Tax avoidance review: HMRC should focus on the cause, not the symptom
HMRC and the Treasury should spend more effort on supporting compliant taxpayers with more considered tax policy and functioning tax legislation, and less on punishing those who have exploited loopholes that they helped create.
According to the most recently released figures from HMRC, the taxman has now retrieved more than £2bn in disputed tax from tax avoiders through its Accelerated Payments Notices (APN) scheme.
It’s all very well the Treasury blowing its own trumpet and broadcasting what a good job it has done. It might do even better by ensuring such opportunities are no longer available to less compliant taxpayers.
To understand motives behind tax avoidance – and possibly to squeeze just a little bit more publicity out of the topic – HMRC has released a report into engagement in tax avoidance schemes (TAS). The taxman claims the findings will help to design policies and interventions to reduce TAS involvement in future – but why tackle the symptom when you can tackle the cause?
Coincidentally, the Office of Tax Simplification also released its small company taxation review recently. Whilst it doesn’t touch upon tax avoidance – the large majority of small business such as contractors being fully compliant – it does make several recommendations for legislative amendments to simplify the tax system for contractors and small businesses.
Some have merit, others less so.

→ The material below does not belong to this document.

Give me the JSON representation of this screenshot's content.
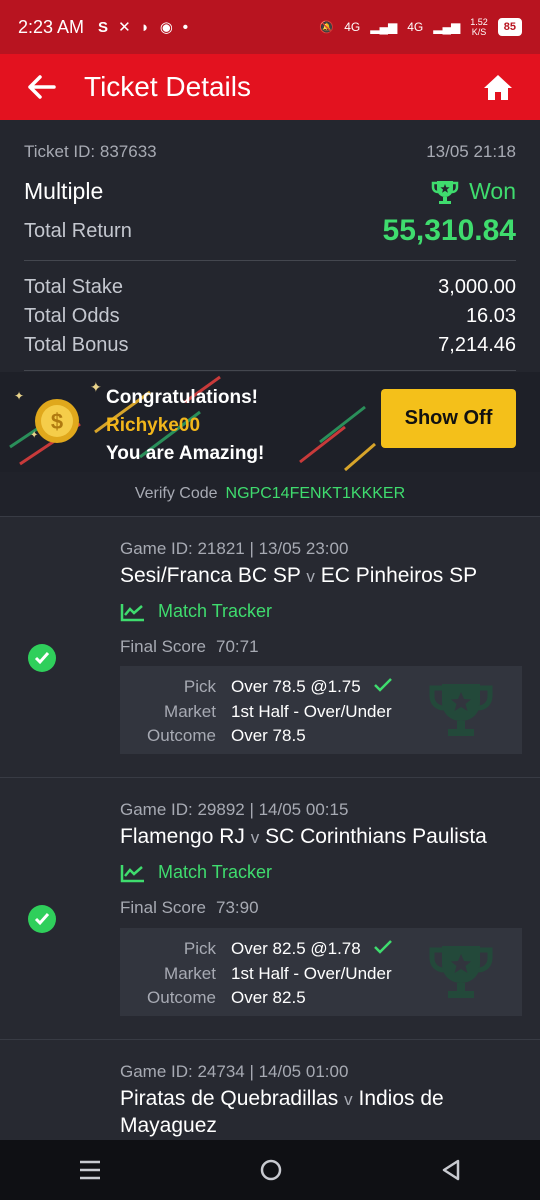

But what we would urge the government not to do is rush into the implementation of any recommendations as a ‘quick fix’. The current state of the tax system is a perfect example of HMRC’s ‘sticking plaster’ approach.

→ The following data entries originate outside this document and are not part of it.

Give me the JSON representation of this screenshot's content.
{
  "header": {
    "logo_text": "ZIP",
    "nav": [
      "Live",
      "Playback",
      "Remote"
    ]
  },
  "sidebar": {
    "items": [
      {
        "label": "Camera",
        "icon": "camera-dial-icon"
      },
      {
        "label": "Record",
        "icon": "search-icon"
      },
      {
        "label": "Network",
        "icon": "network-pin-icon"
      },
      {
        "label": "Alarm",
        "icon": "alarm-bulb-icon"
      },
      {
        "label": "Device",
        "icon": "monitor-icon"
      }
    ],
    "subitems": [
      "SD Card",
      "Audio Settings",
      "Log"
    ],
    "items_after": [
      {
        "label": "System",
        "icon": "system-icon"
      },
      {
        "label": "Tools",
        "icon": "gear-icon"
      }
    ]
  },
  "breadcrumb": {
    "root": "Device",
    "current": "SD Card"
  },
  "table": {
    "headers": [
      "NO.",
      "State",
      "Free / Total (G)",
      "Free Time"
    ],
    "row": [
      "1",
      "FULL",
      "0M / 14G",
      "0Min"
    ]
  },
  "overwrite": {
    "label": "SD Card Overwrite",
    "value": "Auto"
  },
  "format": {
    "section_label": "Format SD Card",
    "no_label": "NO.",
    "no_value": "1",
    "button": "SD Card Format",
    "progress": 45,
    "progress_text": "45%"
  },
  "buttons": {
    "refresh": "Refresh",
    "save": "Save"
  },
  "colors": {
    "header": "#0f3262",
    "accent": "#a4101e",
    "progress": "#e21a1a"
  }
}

We’re constantly struggling to stay up-to-date with legislative changes. It seems no sooner has the government identified a problem than it has tweaked legislation to treat it. The result is that these changes are often ill-thought out and create more problems than they solve.
We end up with two outcomes. The first; one of the largest tax codes in the world that no one expert has a complete knowledge of. The second; a massively overcomplicated tax system with exemptions and allowances that any half-decent tax adviser can turn into a cash flow advantage for their clients.

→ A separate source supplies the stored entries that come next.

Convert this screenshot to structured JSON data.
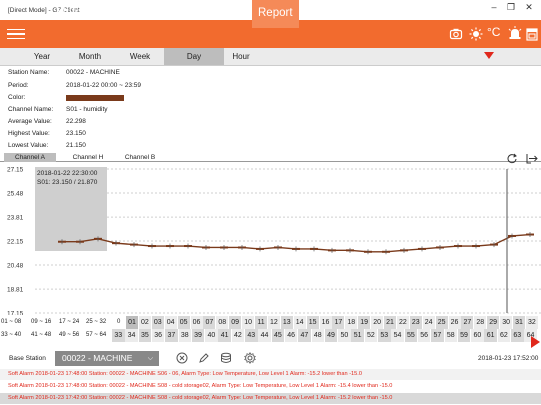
{
  "window": {
    "title": "[Direct Mode] - G7 Client",
    "controls": [
      "–",
      "❐",
      "✕"
    ]
  },
  "nav": {
    "items": [
      "Meter",
      "HMI",
      "Data",
      "Compare",
      "Report"
    ],
    "active": "Report",
    "toolbar_icons": [
      "camera-icon",
      "brightness-icon",
      "celsius-icon",
      "alarm-icon",
      "calendar-icon"
    ],
    "celsius_label": "°C"
  },
  "period_tabs": {
    "items": [
      "Year",
      "Month",
      "Week",
      "Day",
      "Hour"
    ],
    "active": "Day"
  },
  "info": {
    "labels": {
      "station": "Station Name:",
      "period": "Period:",
      "color": "Color:",
      "channel": "Channel Name:",
      "avg": "Average Value:",
      "high": "Highest Value:",
      "low": "Lowest Value:"
    },
    "values": {
      "station": "00022 - MACHINE",
      "period": "2018-01-22  00:00 ~ 23:59",
      "color": "#7a3a1b",
      "channel": "S01 - humidity",
      "avg": "22.298",
      "high": "23.150",
      "low": "21.150"
    }
  },
  "channel_tabs": {
    "items": [
      "Channel A",
      "Channel H",
      "Channel B"
    ],
    "active": "Channel A"
  },
  "chart_data": {
    "type": "line",
    "y_ticks": [
      "27.15",
      "25.48",
      "23.81",
      "22.15",
      "20.48",
      "18.81",
      "17.15"
    ],
    "ylim": [
      17.15,
      27.15
    ],
    "grid": true,
    "tooltip": {
      "time": "2018-01-22 22:30:00",
      "value": "S01: 23.150 / 21.870"
    },
    "series": [
      {
        "color": "#7a3a1b",
        "values": [
          22.1,
          22.1,
          22.3,
          22.0,
          21.9,
          21.8,
          21.8,
          21.8,
          21.7,
          21.7,
          21.7,
          21.6,
          21.7,
          21.6,
          21.6,
          21.5,
          21.5,
          21.4,
          21.4,
          21.5,
          21.6,
          21.7,
          21.8,
          21.8,
          21.9,
          22.5,
          22.6
        ]
      }
    ]
  },
  "days": {
    "ranges_left": [
      "01 ~ 08",
      "09 ~ 16",
      "17 ~ 24",
      "25 ~ 32"
    ],
    "items": [
      "01",
      "02",
      "03",
      "04",
      "05",
      "06",
      "07",
      "08",
      "09",
      "10",
      "11",
      "12",
      "13",
      "14",
      "15",
      "16",
      "17",
      "18",
      "19",
      "20",
      "21",
      "22",
      "23",
      "24",
      "25",
      "26",
      "27",
      "28",
      "29",
      "30",
      "31",
      "32"
    ],
    "prefix": "0"
  },
  "weeks": {
    "ranges_left": [
      "33 ~ 40",
      "41 ~ 48",
      "49 ~ 56",
      "57 ~ 64"
    ],
    "items": [
      "33",
      "34",
      "35",
      "36",
      "37",
      "38",
      "39",
      "40",
      "41",
      "42",
      "43",
      "44",
      "45",
      "46",
      "47",
      "48",
      "49",
      "50",
      "51",
      "52",
      "53",
      "54",
      "55",
      "56",
      "57",
      "58",
      "59",
      "60",
      "61",
      "62",
      "63",
      "64"
    ]
  },
  "base_station": {
    "label": "Base Station",
    "selected": "00022 - MACHINE",
    "timestamp": "2018-01-23 17:52:00"
  },
  "alarms": [
    "Soft Alarm   2018-01-23 17:48:00   Station: 00022 - MACHINE   S06 - 06, Alarm Type: Low Temperature, Low Level 1 Alarm: -15.2 lower than -15.0",
    "Soft Alarm   2018-01-23 17:48:00   Station: 00022 - MACHINE   S08 - cold storage02, Alarm Type: Low Temperature, Low Level 1 Alarm: -15.4 lower than -15.0",
    "Soft Alarm   2018-01-23 17:42:00   Station: 00022 - MACHINE   S08 - cold storage02, Alarm Type: Low Temperature, Low Level 1 Alarm: -15.2 lower than -15.0"
  ]
}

Which brings us back to the TAS users. What’s worth noting is, in its report, HMRC categorises its survey respondents as ‘unaware’, ‘justifiers’ or ‘deliberates’.
Most contractors would fall into the ‘justifiers’ category. Those who were aware of their scheme as being ‘on the edge of tax law’, and who were partially influenced by society’s moral and political attitudes towards tax avoidance.
‘Deliberates’, on the other hand, wittingly went into TAS and reported to be strongly influenced by their own moral attitude that avoidance by big businesses justified their decisions.
And you could easily forgive them for seeing an element of double standards. Especially after HMRC’s £130m ‘sweetheart deal’ with Google, a company with a net worth of almost £400bn. The deal – which Labour claims amounted to a 3% tax rate – was hailed by the Chancellor as a “major success”.
There seems to be one rule for ordinary taxpayers, such as contractors, and another for larger corporations. Who’s to say that this hasn’t led otherwise risk-averse contractors into TAS? If HMRC was more consistent on how it applies legislation, taxpayers would be less inclined to find ways around it.
Either way, the fact remains that a more considered tax policy and better-written tax legislation would help to reduce this problem. More so, it would free up HMRC to focus more on supporting compliant taxpayers and helping them to pay the correct amount of tax.